The endurance duels, however, are not just the realm of the unheard-of player. In 1982 John McEnroe and Mats Wilander went at it for six hours and 22 minutes in a Davis Cup semi-final between the USA and Sweden in St Louis. The American finally prevailed 9-7, 6-2, 15-17, 3-6, 8-6.

"You need a lot of things. You need will. You need experience. You need to be very focused at the right moment in the match. You have to be brave. I think it takes a lot of courage and will," said Santoro after the match.

"I think it was a beautiful match. It was a great match on a great court in Paris with probably the best crowd ever for us.

"But quite aside from this record I'm happy to know that at the age I've reached, I can still play tennis for six hours and 33 minutes.

"Sometimes you're working, your training, you don't know where you're going really. But something like this shows all the work you've done backstage."

In a fitting counterpoint to the match, the game that preceded it on Suzanne-Lenglen court was the shortest so far in the men's singles draw. It took the world number one, Roger Federer, one hour and 15 minutes to sweep aside his opponent, Belgian qualifier Kristof Vliegen.

Santoro may have a world record, which is likely to work against him in this endurance tournament, but Federer has the look of a performer with all the equipment to win here.

So dominant was his play that Vliegen could only chuckle and shake his head when the two shook hands at the end of the match.

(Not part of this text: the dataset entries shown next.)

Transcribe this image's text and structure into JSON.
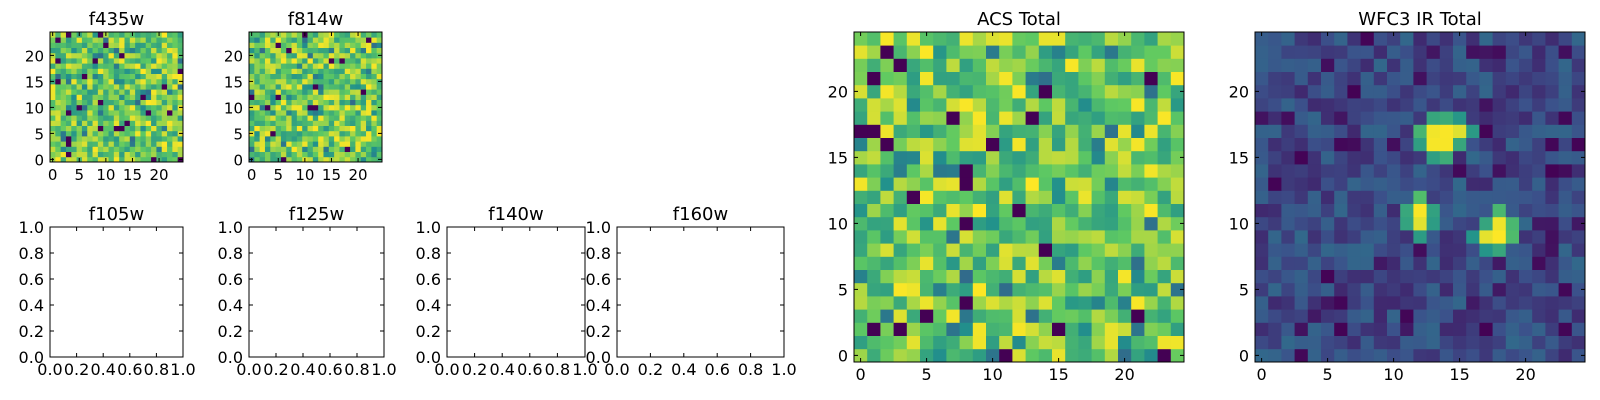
{
  "chart_data": [
    {
      "type": "heatmap",
      "title": "f435w",
      "xlabel": "",
      "ylabel": "",
      "xlim": [
        -0.5,
        24.5
      ],
      "ylim": [
        -0.5,
        24.5
      ],
      "xticks": [
        0,
        5,
        10,
        15,
        20
      ],
      "yticks": [
        0,
        5,
        10,
        15,
        20
      ],
      "grid_size": [
        25,
        25
      ],
      "colormap": "viridis",
      "values_note": "per-pixel noise image, values not labeled"
    },
    {
      "type": "heatmap",
      "title": "f814w",
      "xlabel": "",
      "ylabel": "",
      "xlim": [
        -0.5,
        24.5
      ],
      "ylim": [
        -0.5,
        24.5
      ],
      "xticks": [
        0,
        5,
        10,
        15,
        20
      ],
      "yticks": [
        0,
        5,
        10,
        15,
        20
      ],
      "grid_size": [
        25,
        25
      ],
      "colormap": "viridis"
    },
    {
      "type": "empty",
      "title": "f105w",
      "xlim": [
        0,
        1
      ],
      "ylim": [
        0,
        1
      ],
      "xticks": [
        "0.0",
        "0.2",
        "0.4",
        "0.6",
        "0.8",
        "1.0"
      ],
      "yticks": [
        "0.0",
        "0.2",
        "0.4",
        "0.6",
        "0.8",
        "1.0"
      ]
    },
    {
      "type": "empty",
      "title": "f125w",
      "xlim": [
        0,
        1
      ],
      "ylim": [
        0,
        1
      ],
      "xticks": [
        "0.0",
        "0.2",
        "0.4",
        "0.6",
        "0.8",
        "1.0"
      ],
      "yticks": [
        "0.0",
        "0.2",
        "0.4",
        "0.6",
        "0.8",
        "1.0"
      ]
    },
    {
      "type": "empty",
      "title": "f140w",
      "xlim": [
        0,
        1
      ],
      "ylim": [
        0,
        1
      ],
      "xticks": [
        "0.0",
        "0.2",
        "0.4",
        "0.6",
        "0.8",
        "1.0"
      ],
      "yticks": [
        "0.0",
        "0.2",
        "0.4",
        "0.6",
        "0.8",
        "1.0"
      ]
    },
    {
      "type": "empty",
      "title": "f160w",
      "xlim": [
        0,
        1
      ],
      "ylim": [
        0,
        1
      ],
      "xticks": [
        "0.0",
        "0.2",
        "0.4",
        "0.6",
        "0.8",
        "1.0"
      ],
      "yticks": [
        "0.0",
        "0.2",
        "0.4",
        "0.6",
        "0.8",
        "1.0"
      ]
    },
    {
      "type": "heatmap",
      "title": "ACS Total",
      "xlim": [
        -0.5,
        24.5
      ],
      "ylim": [
        -0.5,
        24.5
      ],
      "xticks": [
        0,
        5,
        10,
        15,
        20
      ],
      "yticks": [
        0,
        5,
        10,
        15,
        20
      ],
      "grid_size": [
        25,
        25
      ],
      "colormap": "viridis"
    },
    {
      "type": "heatmap",
      "title": "WFC3 IR Total",
      "xlim": [
        -0.5,
        24.5
      ],
      "ylim": [
        -0.5,
        24.5
      ],
      "xticks": [
        0,
        5,
        10,
        15,
        20
      ],
      "yticks": [
        0,
        5,
        10,
        15,
        20
      ],
      "grid_size": [
        25,
        25
      ],
      "colormap": "viridis",
      "bright_sources": [
        {
          "x": 13,
          "y": 16
        },
        {
          "x": 14,
          "y": 16
        },
        {
          "x": 14,
          "y": 17
        },
        {
          "x": 15,
          "y": 17
        },
        {
          "x": 13,
          "y": 17
        },
        {
          "x": 12,
          "y": 11
        },
        {
          "x": 12,
          "y": 10
        },
        {
          "x": 17,
          "y": 9
        },
        {
          "x": 18,
          "y": 9
        },
        {
          "x": 18,
          "y": 10
        }
      ]
    }
  ]
}
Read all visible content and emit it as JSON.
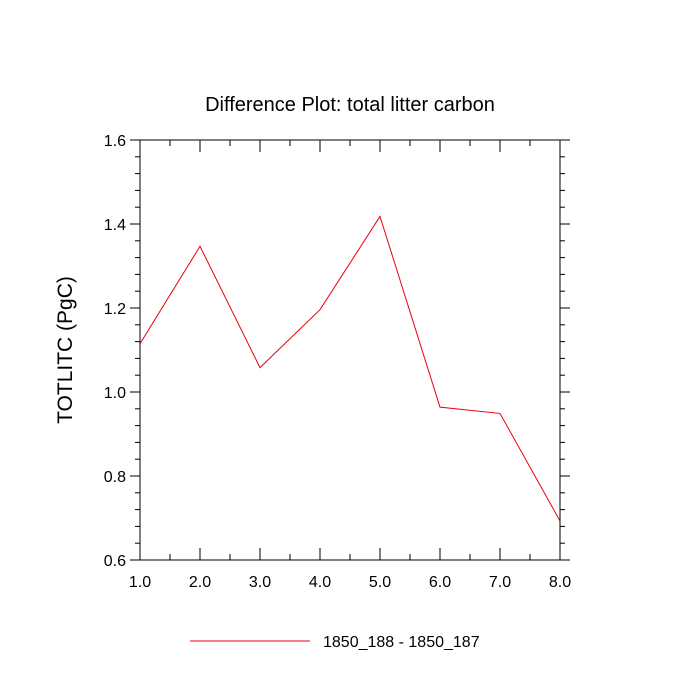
{
  "chart_data": {
    "type": "line",
    "title": "Difference Plot: total litter carbon",
    "xlabel": "",
    "ylabel": "TOTLITC  (PgC)",
    "xlim": [
      1.0,
      8.0
    ],
    "ylim": [
      0.6,
      1.6
    ],
    "x_ticks": [
      1.0,
      2.0,
      3.0,
      4.0,
      5.0,
      6.0,
      7.0,
      8.0
    ],
    "x_tick_labels": [
      "1.0",
      "2.0",
      "3.0",
      "4.0",
      "5.0",
      "6.0",
      "7.0",
      "8.0"
    ],
    "y_ticks": [
      0.6,
      0.8,
      1.0,
      1.2,
      1.4,
      1.6
    ],
    "y_tick_labels": [
      "0.6",
      "0.8",
      "1.0",
      "1.2",
      "1.4",
      "1.6"
    ],
    "grid": false,
    "legend_position": "bottom-center",
    "series": [
      {
        "name": "1850_188 - 1850_187",
        "color": "#e8000b",
        "x": [
          1.0,
          2.0,
          3.0,
          4.0,
          5.0,
          6.0,
          7.0,
          8.0
        ],
        "values": [
          1.115,
          1.347,
          1.058,
          1.196,
          1.418,
          0.964,
          0.949,
          0.693
        ]
      }
    ]
  }
}
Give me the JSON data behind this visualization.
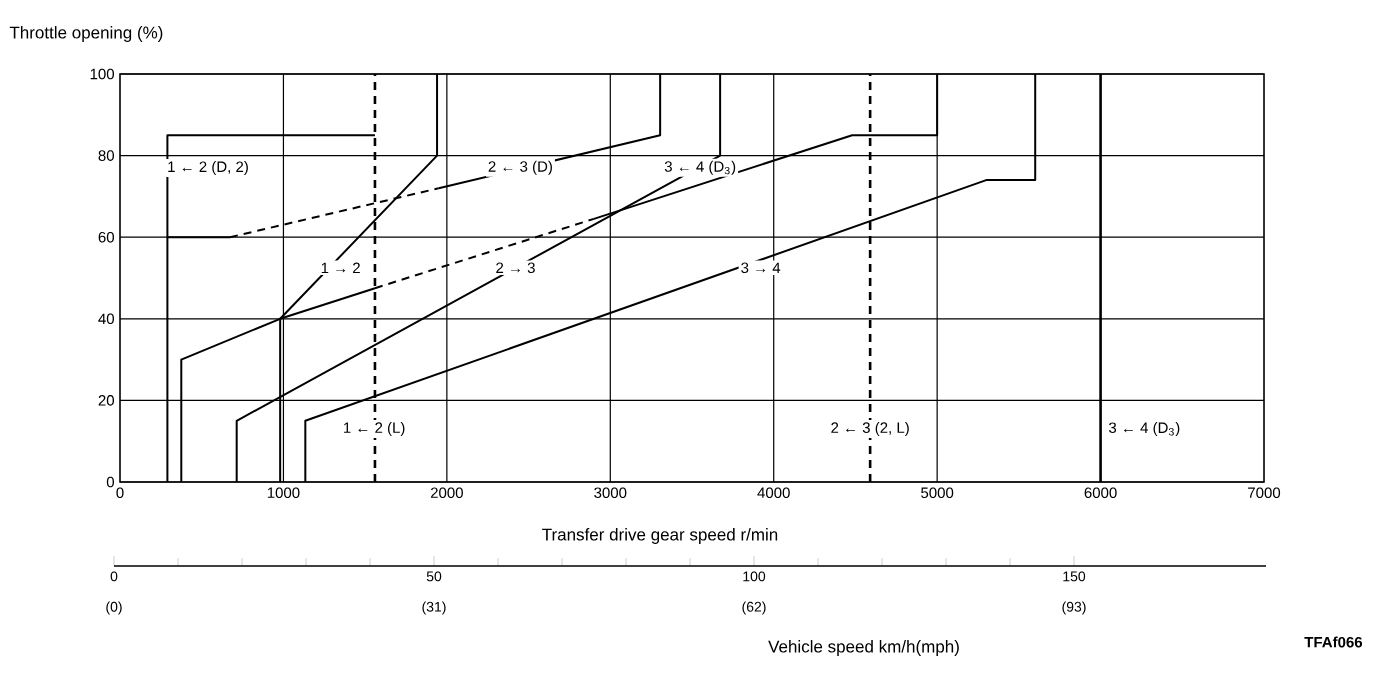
{
  "chart_data": {
    "type": "line",
    "ylabel": "Throttle opening (%)",
    "xlabel": "Transfer drive gear speed r/min",
    "x2label": "Vehicle speed km/h(mph)",
    "xlim": [
      0,
      7000
    ],
    "xticks": [
      0,
      1000,
      2000,
      3000,
      4000,
      5000,
      6000,
      7000
    ],
    "ylim": [
      0,
      100
    ],
    "yticks": [
      0,
      20,
      40,
      60,
      80,
      100
    ],
    "x2lim": [
      0,
      180
    ],
    "x2ticks": [
      0,
      50,
      100,
      150
    ],
    "grid": true,
    "series": [
      {
        "color": "#000000",
        "line_style": "solid",
        "x": [
          290,
          290,
          1560
        ],
        "values": [
          0,
          85,
          85
        ]
      },
      {
        "color": "#000000",
        "line_style": "solid",
        "x": [
          290,
          673
        ],
        "values": [
          60,
          60
        ]
      },
      {
        "color": "#000000",
        "line_style": "dashed",
        "x": [
          673,
          1950
        ],
        "values": [
          60,
          72
        ]
      },
      {
        "color": "#000000",
        "line_style": "solid",
        "x": [
          1950,
          3305,
          3305
        ],
        "values": [
          72,
          85,
          100
        ]
      },
      {
        "color": "#000000",
        "line_style": "solid",
        "x": [
          375,
          375,
          980,
          1940,
          1940
        ],
        "values": [
          0,
          30,
          40,
          80,
          100
        ]
      },
      {
        "color": "#000000",
        "line_style": "solid",
        "x": [
          714,
          714,
          3672,
          3672
        ],
        "values": [
          0,
          15,
          80,
          100
        ]
      },
      {
        "color": "#000000",
        "line_style": "solid",
        "x": [
          980,
          980,
          1560
        ],
        "values": [
          0,
          40,
          47.5
        ]
      },
      {
        "color": "#000000",
        "line_style": "dashed",
        "x": [
          1560,
          2900
        ],
        "values": [
          47.5,
          64.5
        ]
      },
      {
        "color": "#000000",
        "line_style": "solid",
        "x": [
          2900,
          4480,
          5000,
          5000
        ],
        "values": [
          64.5,
          85,
          85,
          100
        ]
      },
      {
        "color": "#000000",
        "line_style": "solid",
        "x": [
          1134,
          1134,
          5300,
          5600,
          5600
        ],
        "values": [
          0,
          15,
          74,
          74,
          100
        ]
      }
    ],
    "ref_lines": [
      {
        "axis": "x",
        "value": 1560,
        "line_style": "dashed",
        "color": "#000000"
      },
      {
        "axis": "x",
        "value": 4590,
        "line_style": "dashed",
        "color": "#000000"
      },
      {
        "axis": "x",
        "value": 6000,
        "line_style": "solid",
        "color": "#000000"
      }
    ],
    "annotations": [
      "1 ← 2 (D, 2)",
      {
        "text": "2 ← 3 (D)",
        "x": 2450,
        "y": 77
      },
      {
        "text": "3 ← 4 (D$_{3}$)",
        "x": 3550,
        "y": 77
      },
      {
        "text": "1 → 2",
        "x": 1350,
        "y": 52.5
      },
      {
        "text": "2 → 3",
        "x": 2420,
        "y": 52.5
      },
      {
        "text": "3 → 4",
        "x": 3920,
        "y": 52.5
      },
      {
        "text": "1 ← 2 (L)",
        "x": 1555,
        "y": 13
      },
      {
        "text": "2 ← 3 (2, L)",
        "x": 4590,
        "y": 13
      },
      "3 ← 4 (D$_{3}$)",
      "TFAf066",
      "(0)",
      "(31)",
      "(62)",
      "(93)"
    ]
  }
}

"I'm happy the way it started for me because I was not sure how well I was playing," said the Swiss virtuoso.

"It's a little bit of relief obviously after the last (two) years. There would be so much talk if I lost three times in the first round of the French Open."

Juan Carlos Ferrero overcame his rib injuries to beat Germany's Tommy Haas in four sets. Dropping the first 3-6, the reigning champion fired back three straight sets to win 6-4, 6-4, 6-2.

Australia's Lleyton Hewitt earned his second-round tie by beating the injured French hope Arnaud Pasquale in four sets.